Fortunately, since I took a literature and linguistics course, choosing a course was easier for me than, for example, for the economics students. If there are still free places in a course, it should not be a problem to take part in it. If the course is already full, however, it is up to the professor to decide whether or not to accept you as a foreign student. Fortunately for me, this was also the case with the communications course that Economics students had, as there are often long waiting lists in the courses, more problems getting into the courses they wanted to take.
For me it was initially a change to study on such a large campus with such a wide range of courses. But after I made my choice of course, I got used to it pretty quickly. In the middle of the campus there is the Price Center, where you can find all kinds of fast food chains and there are also many restaurants and snack stands spread across the campus.
As a foreign student, I was welcomed very nicely in all of the courses and I particularly enjoyed the sessions during the courses, as you work in smaller groups there and thus have more of a chance to get to know the local students. At first I was a bit lost in the lectures, but with so many students it was no wonder.

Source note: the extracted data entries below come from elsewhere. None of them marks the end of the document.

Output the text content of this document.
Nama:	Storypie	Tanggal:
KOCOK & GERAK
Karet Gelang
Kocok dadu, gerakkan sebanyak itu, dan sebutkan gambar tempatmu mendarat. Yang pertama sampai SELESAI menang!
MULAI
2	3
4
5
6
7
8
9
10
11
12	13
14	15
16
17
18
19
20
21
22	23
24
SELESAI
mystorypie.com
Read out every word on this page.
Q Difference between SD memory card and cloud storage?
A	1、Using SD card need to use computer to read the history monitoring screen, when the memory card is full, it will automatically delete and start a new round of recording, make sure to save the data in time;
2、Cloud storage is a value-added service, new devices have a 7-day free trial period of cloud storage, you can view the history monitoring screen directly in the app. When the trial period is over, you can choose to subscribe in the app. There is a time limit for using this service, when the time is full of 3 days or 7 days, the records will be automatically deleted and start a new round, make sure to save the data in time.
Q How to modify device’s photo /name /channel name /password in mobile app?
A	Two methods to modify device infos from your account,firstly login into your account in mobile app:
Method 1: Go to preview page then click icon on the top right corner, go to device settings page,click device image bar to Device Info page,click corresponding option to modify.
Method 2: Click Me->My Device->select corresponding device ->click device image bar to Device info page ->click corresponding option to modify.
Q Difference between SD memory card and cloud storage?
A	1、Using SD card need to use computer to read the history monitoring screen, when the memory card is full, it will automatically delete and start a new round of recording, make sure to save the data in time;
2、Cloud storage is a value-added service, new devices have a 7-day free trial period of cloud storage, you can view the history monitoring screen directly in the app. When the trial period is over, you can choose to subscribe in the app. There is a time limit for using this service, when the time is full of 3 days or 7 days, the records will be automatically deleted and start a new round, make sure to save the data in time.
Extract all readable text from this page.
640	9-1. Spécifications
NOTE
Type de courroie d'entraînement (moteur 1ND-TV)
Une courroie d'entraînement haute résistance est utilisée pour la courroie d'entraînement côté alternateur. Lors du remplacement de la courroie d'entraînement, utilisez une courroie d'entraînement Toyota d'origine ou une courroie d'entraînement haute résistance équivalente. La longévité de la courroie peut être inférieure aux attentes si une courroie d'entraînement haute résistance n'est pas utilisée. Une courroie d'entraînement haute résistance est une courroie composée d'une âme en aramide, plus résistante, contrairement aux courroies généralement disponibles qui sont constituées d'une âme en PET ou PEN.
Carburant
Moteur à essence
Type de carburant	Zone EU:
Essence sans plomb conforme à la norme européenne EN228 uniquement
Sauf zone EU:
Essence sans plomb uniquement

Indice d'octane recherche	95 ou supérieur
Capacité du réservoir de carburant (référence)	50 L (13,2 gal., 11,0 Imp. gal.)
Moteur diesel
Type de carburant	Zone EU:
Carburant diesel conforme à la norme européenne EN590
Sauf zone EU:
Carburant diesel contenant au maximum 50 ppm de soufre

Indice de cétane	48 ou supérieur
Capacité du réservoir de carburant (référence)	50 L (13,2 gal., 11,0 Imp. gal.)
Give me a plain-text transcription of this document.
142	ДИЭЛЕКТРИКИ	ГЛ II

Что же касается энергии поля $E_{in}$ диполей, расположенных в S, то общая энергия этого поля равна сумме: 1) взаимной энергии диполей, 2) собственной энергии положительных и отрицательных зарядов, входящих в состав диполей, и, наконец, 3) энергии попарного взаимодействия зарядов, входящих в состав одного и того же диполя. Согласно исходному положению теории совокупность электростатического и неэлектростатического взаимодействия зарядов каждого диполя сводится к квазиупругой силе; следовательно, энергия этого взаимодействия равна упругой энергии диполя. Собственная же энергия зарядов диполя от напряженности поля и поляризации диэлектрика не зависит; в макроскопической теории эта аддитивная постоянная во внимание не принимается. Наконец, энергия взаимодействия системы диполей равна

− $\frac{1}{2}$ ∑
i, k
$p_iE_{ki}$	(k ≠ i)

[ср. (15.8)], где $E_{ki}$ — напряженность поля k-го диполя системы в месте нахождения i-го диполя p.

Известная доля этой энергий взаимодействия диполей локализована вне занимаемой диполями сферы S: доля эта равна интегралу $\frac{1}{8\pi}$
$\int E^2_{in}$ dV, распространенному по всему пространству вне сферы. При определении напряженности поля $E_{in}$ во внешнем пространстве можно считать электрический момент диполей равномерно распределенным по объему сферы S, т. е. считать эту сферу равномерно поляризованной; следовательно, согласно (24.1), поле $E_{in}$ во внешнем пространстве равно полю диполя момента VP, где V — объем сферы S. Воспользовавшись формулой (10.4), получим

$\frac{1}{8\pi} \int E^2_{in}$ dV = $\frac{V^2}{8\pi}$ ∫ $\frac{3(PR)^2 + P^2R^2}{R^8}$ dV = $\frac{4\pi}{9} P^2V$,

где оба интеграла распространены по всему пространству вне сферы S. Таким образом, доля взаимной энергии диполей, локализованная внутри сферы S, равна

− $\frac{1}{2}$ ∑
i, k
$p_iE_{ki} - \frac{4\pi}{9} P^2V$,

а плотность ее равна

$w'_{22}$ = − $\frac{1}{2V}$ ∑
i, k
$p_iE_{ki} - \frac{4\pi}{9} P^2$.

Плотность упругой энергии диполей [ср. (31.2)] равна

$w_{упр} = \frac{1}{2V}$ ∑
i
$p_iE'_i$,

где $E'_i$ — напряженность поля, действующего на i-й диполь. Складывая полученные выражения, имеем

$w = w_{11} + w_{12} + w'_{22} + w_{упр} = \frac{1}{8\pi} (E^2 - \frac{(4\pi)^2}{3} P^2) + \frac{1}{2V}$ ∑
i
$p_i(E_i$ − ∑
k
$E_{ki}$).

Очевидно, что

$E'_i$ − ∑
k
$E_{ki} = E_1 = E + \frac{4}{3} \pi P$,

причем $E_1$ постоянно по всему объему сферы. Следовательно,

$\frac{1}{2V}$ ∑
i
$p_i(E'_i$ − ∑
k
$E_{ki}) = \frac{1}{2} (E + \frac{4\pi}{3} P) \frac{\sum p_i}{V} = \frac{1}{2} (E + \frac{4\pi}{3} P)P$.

Both the professors and tutors of the sessions as well as my Academic Advisor were always very nice and helpful if questions or problems arose. In the first week in particular, I would advise everyone to take several alternative courses and then choose the one in which you feel most comfortable and in which you like the professor and his requirements best.
I had to do very different things in each course. But what was the case in all courses is that (compared to my studies in Germany) you have to submit a lot of small graded tasks during the semester, such as homework, short papers or small projects in the communications course. In addition, midterm exams take place in the middle of the quarter. The final exam at the end of the quarter is sometimes only 30%. I found that very pleasant, because you have the opportunity to collect good grades throughout the quarter and so the pressure at the final is no longer so great.
The UCSD also has several sports facilities with fitness studios, swimming pools, large sports halls and outdoor facilities that can be used. For some systems you need a REMAC Card, for which you have to pay per month or quarter. I have also joined a basketball team via the REMAC homepage in order to have the opportunity to train and play a bit and to get to know other students. The best way is to simply send a team leader an email via the REMAC homepage and ask.
In addition, there are some events and trips for foreign students, such as conversation cafés with UCSD students, where you can ask questions about San Diego and the UCSD, and trips to Sea World, Universal Studios in Los Angeles, a San Diego baseball game Padres etc.
Hardly anyone from my UPS program took part in the trips, but I got to know other exchange students who, for example, took language courses at the UCSD Extension. In addition, the Academic Advisor kept you up to date on a number of other events during the quarter.
I would have found it nice to have another final meeting for the UPS students at the end of the quarter. Because after I had handed in my last paper, my time at UCSD was almost over and I received my documents with the grades etc.
All in all, campus life was very nice and San Diego is a beautiful city that has a lot more to offer in addition to the big city flair, such as the beautiful island of Coronado, the large bay and the many beach areas, which sometimes make you forget that you are lives in a big city.